Conclusion: Don’t Expect Protective Tap Water Standards Unless the Law Is Fixed

Ultimately we need a drinking water standard for PFAS. However, it is highly unlikely that protective standards will be set for PFAS or other contaminants unless the SDWA is fixed. Even if a strong EPA Administrator wanted to set protective drinking water standards, it would be challenging for the agency to run the series of hurdles established in the Act and get strong PFAS standards established under the current law. This is because collectively, the provisions of the Act are stacked against EPA setting strict standards. It includes a plethora of requirements that steer the agency to justify its action based upon monetizable benefits that are difficult to conclusively demonstrate (while costs are easy to calculate). It requires the agency to seek to collect extensive health, economic and other data it generally doesn’t have, to reach a degree of certainty about health benefits that generally are extremely difficult to achieve, and to conduct a series of detailed analyses on costs and benefits that can be second-guessed and legally challenged in industry litigation on numerous statutory grounds.
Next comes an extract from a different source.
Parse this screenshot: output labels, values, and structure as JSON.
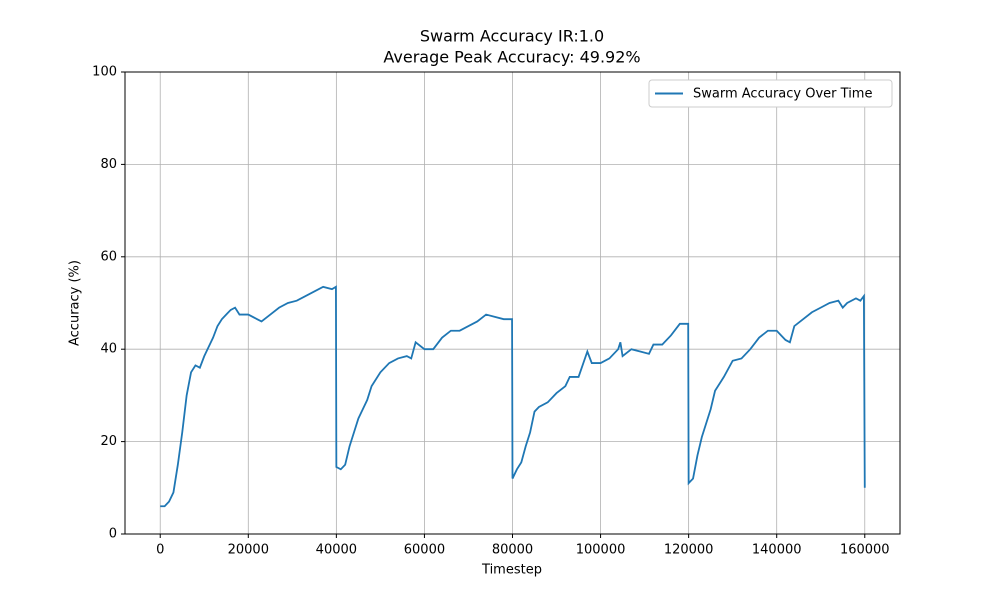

This has largely paralyzed EPA from picking any new contaminants off its “contaminant candidate list” and regulating it. Thus, if EPA is ordered to set health-protective drinking water standards, it must be required to set standards that are will ensure protection of all vulnerable populations including pregnant moms, infants and children and are as stringent as feasible, without regard to the innumerable barriers in the 1996 Amendments.